Agora, pelo projeto aprovado, o profissional de TI poderá ser vinculado a outro sindicato, caso sua função seja terceirizada. Ele terá que ser representado por um sindicato da área de tecnologia “Pode haver uma reviravolta em termos de representatividade sindical”, diz Wahle.

O efeito direto é a pulverização. “Na prática o que vai acontecer é uma segmentação. Na mesma empresa terão vários grupos representados por diferentes sindicatos”, diz Vivian. Para ela, o ponto negativo é que isso pode enfraquecer as negociações com a perda de união, já que serão vários sindicatos representando grupos menores de pessoas.

Para alguns sindicatos isso vai se refletir em perda de arrecadação, mas por outro lado sindicatos ligados às prestadoras de serviço podem ganhar força, diz Wahle.

“Não é que os trabalhadores vão ficar sem representação”, destaca o advogado. Para ele, a solução estará nos acordos coletivos entre os sindicados e as empresas prestadoras de serviço. “Precarização se resolve com acordo coletivo”, diz.

Pejotização

A falta de restrição à contratação de pessoas como empresas, a chamada pejotização, também é um ponto que tem sido comentado. O projeto não diz nada nem contra nem a favor dessa prática que, na realidade, já acontece”, diz Vivian.

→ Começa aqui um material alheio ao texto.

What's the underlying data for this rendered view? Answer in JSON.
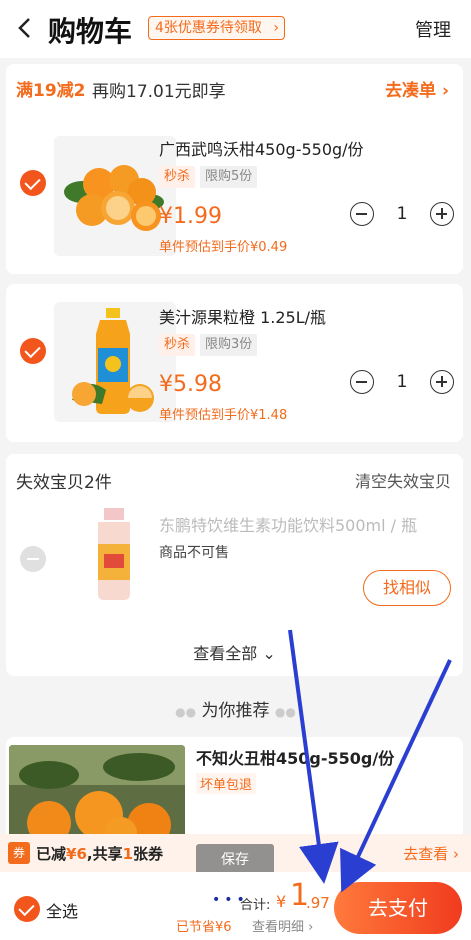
{
  "header": {
    "title": "购物车",
    "coupon_pill": "4张优惠券待领取",
    "manage": "管理"
  },
  "promo": {
    "tag": "满19减2",
    "text": "再购17.01元即享",
    "link": "去凑单"
  },
  "items": [
    {
      "name": "广西武鸣沃柑450g-550g/份",
      "badge_sale": "秒杀",
      "badge_limit": "限购5份",
      "price": "¥1.99",
      "estimate": "单件预估到手价¥0.49",
      "qty": "1"
    },
    {
      "name": "美汁源果粒橙 1.25L/瓶",
      "badge_sale": "秒杀",
      "badge_limit": "限购3份",
      "price": "¥5.98",
      "estimate": "单件预估到手价¥1.48",
      "qty": "1"
    }
  ],
  "invalid": {
    "header": "失效宝贝2件",
    "clear": "清空失效宝贝",
    "item_name": "东鹏特饮维生素功能饮料500ml / 瓶",
    "item_state": "商品不可售",
    "similar_button": "找相似",
    "view_all": "查看全部"
  },
  "recommend": {
    "title": "为你推荐",
    "item_name": "不知火丑柑450g-550g/份",
    "item_tag": "坏单包退"
  },
  "saved_bar": {
    "quan": "券",
    "prefix": "已减",
    "amount": "¥6",
    "middle": ",共享",
    "count": "1",
    "suffix": "张券",
    "look": "去查看"
  },
  "toast": "保存",
  "footer": {
    "select_all": "全选",
    "total_label": "合计:",
    "currency": "¥",
    "total_int": "1",
    "total_dec": ".97",
    "saved": "已节省¥6",
    "detail": "查看明细",
    "pay_button": "去支付"
  },
  "colors": {
    "accent": "#f36b1c",
    "pay_gradient_start": "#ff7a3c",
    "pay_gradient_end": "#f13b1e",
    "annotation_arrow": "#2a3fd1"
  }
}
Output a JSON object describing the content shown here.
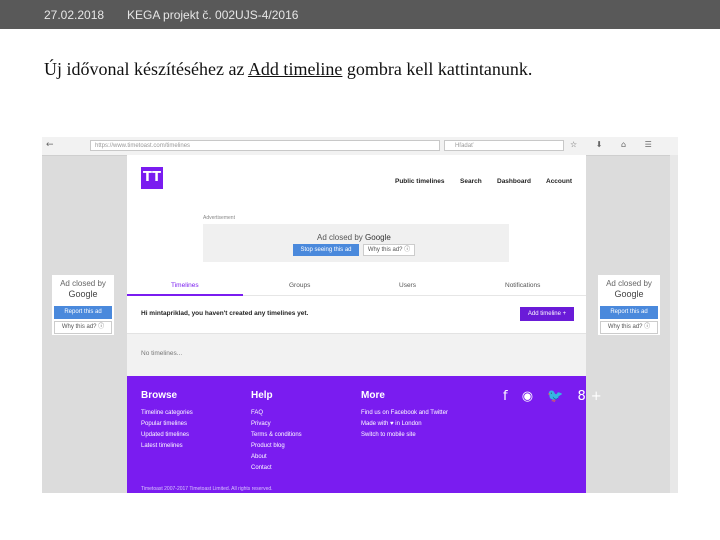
{
  "slide": {
    "date": "27.02.2018",
    "project": "KEGA projekt č. 002UJS-4/2016",
    "heading_before": "Új idővonal készítéséhez az ",
    "heading_link": "Add timeline",
    "heading_after": " gombra kell kattintanunk."
  },
  "browser": {
    "url": "https://www.timetoast.com/timelines",
    "search_placeholder": "Hľadať",
    "back": "←",
    "nav_icons": "☆ ⬇ ⌂ ☰"
  },
  "site": {
    "logo_text": "TT",
    "nav": [
      "Public timelines",
      "Search",
      "Dashboard",
      "Account"
    ],
    "top_ad": {
      "label": "Advertisement",
      "closed_text": "Ad closed by",
      "brand": "Google",
      "stop_label": "Stop seeing this ad",
      "why_label": "Why this ad? ⓘ"
    },
    "tabs": [
      "Timelines",
      "Groups",
      "Users",
      "Notifications"
    ],
    "message": "Hi mintapriklad, you haven't created any timelines yet.",
    "add_button": "Add timeline +",
    "empty_text": "No timelines...",
    "footer": {
      "browse_title": "Browse",
      "browse_links": [
        "Timeline categories",
        "Popular timelines",
        "Updated timelines",
        "Latest timelines"
      ],
      "help_title": "Help",
      "help_links": [
        "FAQ",
        "Privacy",
        "Terms & conditions",
        "Product blog",
        "About",
        "Contact"
      ],
      "more_title": "More",
      "more_links": [
        "Find us on Facebook and Twitter",
        "Made with ♥ in London",
        "Switch to mobile site"
      ],
      "social": "f ◉ 🐦 8+",
      "copyright": "Timetoast 2007-2017 Timetoast Limited. All rights reserved."
    }
  },
  "side_ads": {
    "closed_text": "Ad closed by",
    "brand": "Google",
    "report_label": "Report this ad",
    "why_label": "Why this ad? ⓘ"
  }
}
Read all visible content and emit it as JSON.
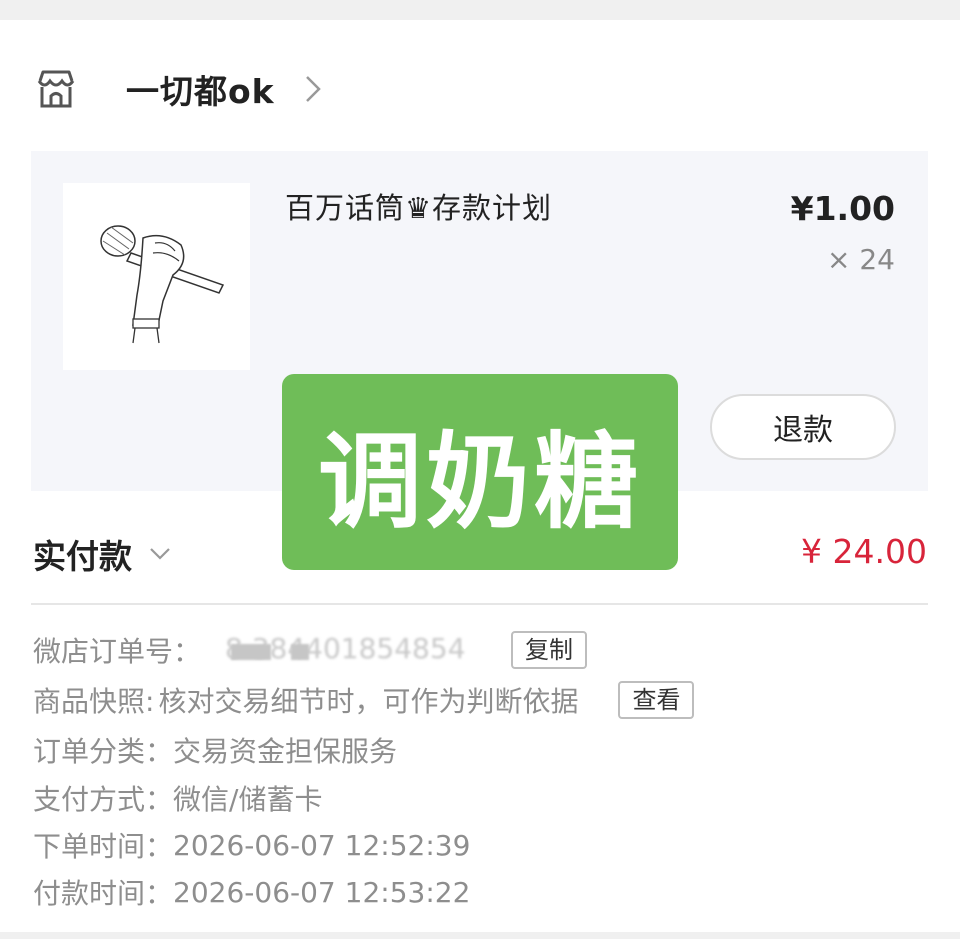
{
  "shop": {
    "name": "一切都ok",
    "icon": "store-icon"
  },
  "product": {
    "title": "百万话筒♛存款计划",
    "price": "¥1.00",
    "quantity": "× 24",
    "image": "microphone-hand-image",
    "refund_label": "退款"
  },
  "payment": {
    "label": "实付款",
    "amount": "¥ 24.00"
  },
  "details": {
    "order_no_label": "微店订单号：",
    "order_no_value": "8  384401854854",
    "copy_label": "复制",
    "snapshot_label": "商品快照:",
    "snapshot_value": "核对交易细节时，可作为判断依据",
    "view_label": "查看",
    "category_label": "订单分类：",
    "category_value": "交易资金担保服务",
    "pay_method_label": "支付方式：",
    "pay_method_value": "微信/储蓄卡",
    "order_time_label": "下单时间：",
    "order_time_value": "2026-06-07 12:52:39",
    "pay_time_label": "付款时间：",
    "pay_time_value": "2026-06-07 12:53:22"
  },
  "watermark": {
    "text": "调奶糖",
    "color": "#6fbd58"
  },
  "colors": {
    "price_accent": "#d8243a"
  }
}
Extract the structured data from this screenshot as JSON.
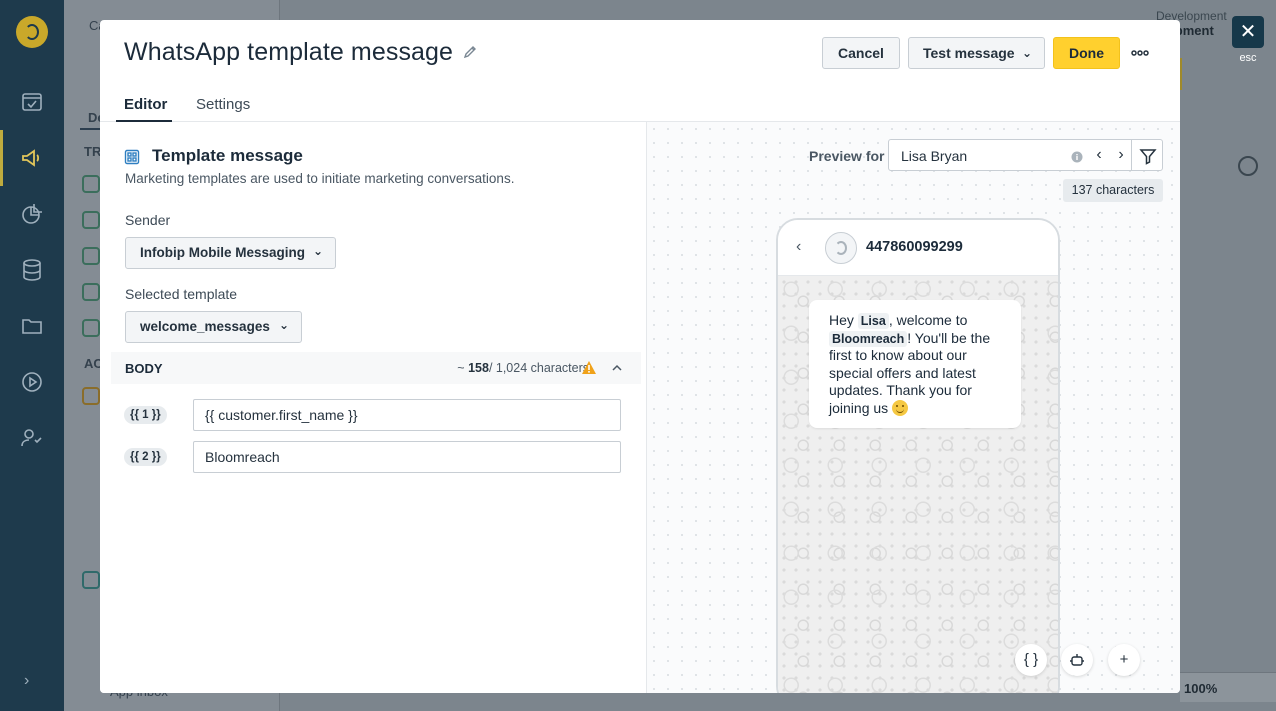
{
  "background": {
    "sidebar_section_1": "TR",
    "sidebar_section_2": "AC",
    "tab_short": "De",
    "top_left_text": "Ca",
    "env_label": "Development",
    "env_value": "elopment",
    "bottom_item": "App inbox",
    "zoom_level": "100%"
  },
  "close": {
    "label": "esc"
  },
  "modal": {
    "title": "WhatsApp template message",
    "buttons": {
      "cancel": "Cancel",
      "test": "Test message",
      "done": "Done"
    },
    "tabs": [
      {
        "label": "Editor",
        "active": true
      },
      {
        "label": "Settings",
        "active": false
      }
    ]
  },
  "editor": {
    "section_title": "Template message",
    "section_desc": "Marketing templates are used to initiate marketing conversations.",
    "sender_label": "Sender",
    "sender_value": "Infobip Mobile Messaging",
    "template_label": "Selected template",
    "template_value": "welcome_messages",
    "body": {
      "label": "BODY",
      "count_prefix": "~ ",
      "count_value": "158",
      "count_suffix": "/ 1,024 characters"
    },
    "variables": [
      {
        "chip": "{{ 1 }}",
        "value": "{{ customer.first_name }}"
      },
      {
        "chip": "{{ 2 }}",
        "value": "Bloomreach"
      }
    ]
  },
  "preview": {
    "label": "Preview for",
    "customer": "Lisa Bryan",
    "char_count": "137 characters",
    "contact_number": "447860099299",
    "message": {
      "part1": "Hey ",
      "name": "Lisa",
      "part2": ", welcome to ",
      "brand": "Bloomreach",
      "part3": "! You'll be the first to know about our special offers and latest updates. Thank you for joining us "
    },
    "actions": {
      "code": "{ }",
      "add": "+"
    }
  },
  "colors": {
    "accent_yellow": "#ffd02e",
    "navy": "#1e3a4c",
    "text_dark": "#1c2b3a",
    "warning": "#f0a21a"
  }
}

Sobre essa questão, os dois advogados lembram que as regras expostas pela CLT sobre quais as situações que criam vínculo empregatício continuam valendo. Ou seja, ser contratado como Pessoa Jurídica (PJ) mas ter que cumprir horário fixo, ser subordinado a um chefe, cumprir ordens dele e receber um salário por isso continuará sendo ilegal. Para a CLT. não existe empregado PJ

Fiscalização de recolhimento de FGTS e INSS

Também polêmica é a mudança no projeto original, que é 1998, e que retirou a obrigação de que a empresa que recorre a uma prestadora de serviços fiscalize o recolhimento de FGTS e INSS dos funcionários terceirizados.

Segundo, Vivian é uma garantia a menos para o terceirizado mas, a empresa que contrata a prestadora de serviços continuará tendo obrigação de pagar direitos trabalhistas aos terceirizados caso a empresa que o contratou não dê conta de pagar.

O que acontece é que ela só pode ser acionada depois de esgotarem todos os recursos voltados à empregadora direta do funcionário terceirizado, o que leva mais tempo. “Isso significa que o trabalhador terá mais trabalho, se recorrer a uma ação judicial, para receber o dinheiro”, diz Vivian.

Na opinião de Wahle, a previsão de fiscalização criava uma burocracia maior e ainda esbarrava na questão da privacidade de dados. “Como a empresa vai transferir comprovantes de recolhimento contendo dados pessoais dos seus empregados para outra empresa”, diz.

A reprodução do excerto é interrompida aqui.